At present, a mainstream framework of a microwave communications device is a separated framework, that is, an analog part and a digital part of the device are separately located in two modules.
A digital module is configured to convert a signal received by the microwave communications device into a microwave digital signal, and output the microwave digital signal to an analog module after performing processing such as compensation on the signal.
The analog module is configured to convert, into a microwave analog signal, the microwave digital signal output by the analog module, and transmit the microwave analog signal after performing processing such as power amplification on the signal.
In order to reduce non-linear distortion of a power amplifier in the analog module, a DPD technology is generally used in the digital module to perform pre-calibration. That is, when a working state of the analog module changes, a DPD calibration coefficient in the digital module also needs to adaptively change at the same time in order to ensure a DPD calibration effect.
In the other approaches, a method for determining a DPD calibration coefficient is as follows. A DPD calibration coefficient corresponding to an extreme working state of an analog module is obtained in advance using an equipment and instrument environment shown in FIG. 1, and a DPD calibration coefficient corresponding to another working state of the analog module is calculated in a polynomial approximation manner. Details are as follows:
A function is preset:y=f(x)=k1x+k2x2+k3x3+k4x4+k5x5+ . . . ,where y is a DPD calibration coefficient corresponding to a working state x of the analog module, and k1, k2, k3, k4, k5, and the like are coefficients of the function.
The coefficients k1, k2, k3, k4, k5, and the like are determined, using a function iteration algorithm, based on the DPD calibration coefficient corresponding to the extreme working state of the analog module and that is obtained in advance, that is, function y=f(x) is determined such that a DPD calibration coefficient corresponding to each working state of the analog module can be calculated.

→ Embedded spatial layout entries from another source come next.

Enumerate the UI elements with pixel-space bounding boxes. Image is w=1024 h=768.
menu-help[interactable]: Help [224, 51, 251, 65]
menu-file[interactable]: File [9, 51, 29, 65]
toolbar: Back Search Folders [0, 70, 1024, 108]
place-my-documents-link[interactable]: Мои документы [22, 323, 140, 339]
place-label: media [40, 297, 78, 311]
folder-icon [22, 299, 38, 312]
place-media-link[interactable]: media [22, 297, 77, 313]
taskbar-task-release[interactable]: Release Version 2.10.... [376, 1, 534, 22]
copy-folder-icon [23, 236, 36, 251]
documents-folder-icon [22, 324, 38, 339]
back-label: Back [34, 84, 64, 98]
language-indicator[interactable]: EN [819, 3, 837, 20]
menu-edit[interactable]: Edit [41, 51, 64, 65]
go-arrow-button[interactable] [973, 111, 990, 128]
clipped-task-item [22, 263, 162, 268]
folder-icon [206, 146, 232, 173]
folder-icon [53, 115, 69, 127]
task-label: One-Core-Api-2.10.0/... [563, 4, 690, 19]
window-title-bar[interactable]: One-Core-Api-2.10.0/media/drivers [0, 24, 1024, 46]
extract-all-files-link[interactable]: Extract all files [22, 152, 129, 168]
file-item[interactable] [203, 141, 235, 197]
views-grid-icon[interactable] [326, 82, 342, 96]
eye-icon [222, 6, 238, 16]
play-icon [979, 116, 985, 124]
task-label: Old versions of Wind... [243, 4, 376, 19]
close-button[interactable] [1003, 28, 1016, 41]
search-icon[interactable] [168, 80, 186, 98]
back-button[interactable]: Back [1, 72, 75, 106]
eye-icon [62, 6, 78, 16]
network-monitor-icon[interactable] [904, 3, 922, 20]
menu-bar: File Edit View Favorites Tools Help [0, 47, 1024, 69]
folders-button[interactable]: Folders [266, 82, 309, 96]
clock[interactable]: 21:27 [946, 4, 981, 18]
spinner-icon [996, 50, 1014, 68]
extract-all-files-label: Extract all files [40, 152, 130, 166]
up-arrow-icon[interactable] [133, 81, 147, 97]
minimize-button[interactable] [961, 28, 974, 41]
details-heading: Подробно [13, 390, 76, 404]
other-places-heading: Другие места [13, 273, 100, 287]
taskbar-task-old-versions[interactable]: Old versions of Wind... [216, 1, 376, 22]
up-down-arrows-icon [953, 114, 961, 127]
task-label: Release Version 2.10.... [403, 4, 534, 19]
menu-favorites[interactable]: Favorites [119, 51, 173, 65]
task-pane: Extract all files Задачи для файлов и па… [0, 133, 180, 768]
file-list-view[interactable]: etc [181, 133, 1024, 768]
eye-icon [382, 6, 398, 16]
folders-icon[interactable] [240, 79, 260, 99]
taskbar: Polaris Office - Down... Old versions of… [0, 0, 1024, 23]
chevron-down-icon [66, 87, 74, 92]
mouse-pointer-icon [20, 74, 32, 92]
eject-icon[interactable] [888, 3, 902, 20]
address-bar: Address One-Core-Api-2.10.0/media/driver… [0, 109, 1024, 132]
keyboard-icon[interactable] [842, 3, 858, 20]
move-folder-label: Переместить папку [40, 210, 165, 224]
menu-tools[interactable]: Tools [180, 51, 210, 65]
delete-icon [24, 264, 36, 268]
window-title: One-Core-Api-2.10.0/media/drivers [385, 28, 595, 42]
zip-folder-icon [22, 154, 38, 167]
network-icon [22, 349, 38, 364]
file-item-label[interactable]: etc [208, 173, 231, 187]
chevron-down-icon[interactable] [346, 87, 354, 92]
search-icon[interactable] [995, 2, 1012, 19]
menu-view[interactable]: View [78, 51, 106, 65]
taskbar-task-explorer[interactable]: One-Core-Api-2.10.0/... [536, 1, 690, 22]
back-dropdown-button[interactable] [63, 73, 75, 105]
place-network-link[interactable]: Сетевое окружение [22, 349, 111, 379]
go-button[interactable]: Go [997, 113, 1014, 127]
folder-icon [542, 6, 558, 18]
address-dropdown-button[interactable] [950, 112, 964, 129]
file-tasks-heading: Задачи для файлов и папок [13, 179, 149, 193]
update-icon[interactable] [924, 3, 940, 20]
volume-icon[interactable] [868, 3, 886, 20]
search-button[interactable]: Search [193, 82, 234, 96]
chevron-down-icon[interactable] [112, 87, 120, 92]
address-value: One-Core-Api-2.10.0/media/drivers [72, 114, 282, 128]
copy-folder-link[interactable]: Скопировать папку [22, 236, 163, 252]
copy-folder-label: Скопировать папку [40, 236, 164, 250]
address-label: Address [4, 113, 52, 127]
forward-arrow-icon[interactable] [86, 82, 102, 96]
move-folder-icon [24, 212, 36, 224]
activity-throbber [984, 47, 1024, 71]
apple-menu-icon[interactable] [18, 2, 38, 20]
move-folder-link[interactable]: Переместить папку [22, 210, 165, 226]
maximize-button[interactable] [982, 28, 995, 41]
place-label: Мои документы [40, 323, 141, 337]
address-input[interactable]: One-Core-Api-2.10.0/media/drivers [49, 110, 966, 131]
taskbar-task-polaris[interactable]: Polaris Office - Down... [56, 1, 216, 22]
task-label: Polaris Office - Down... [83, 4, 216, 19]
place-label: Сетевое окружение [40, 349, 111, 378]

When an output power represents a working state of the analog module, if an output power range of the analog module is [PMin, PMax], the output power PMax of the analog module indicates an extreme working state of the analog module. Therefore, a corresponding DPD calibration coefficient when an output power of the analog module is PMax may be obtained in advance, and a corresponding DPD calibration coefficient when an output power of the analog module is another value, that is, a DPD calibration coefficient corresponding to another working state of the analog module, is calculated in the foregoing polynomial approximation manner. However, the DPD calibration coefficient obtained in this manner has a relatively large error, and as a result, a calibration effect cannot be ensured.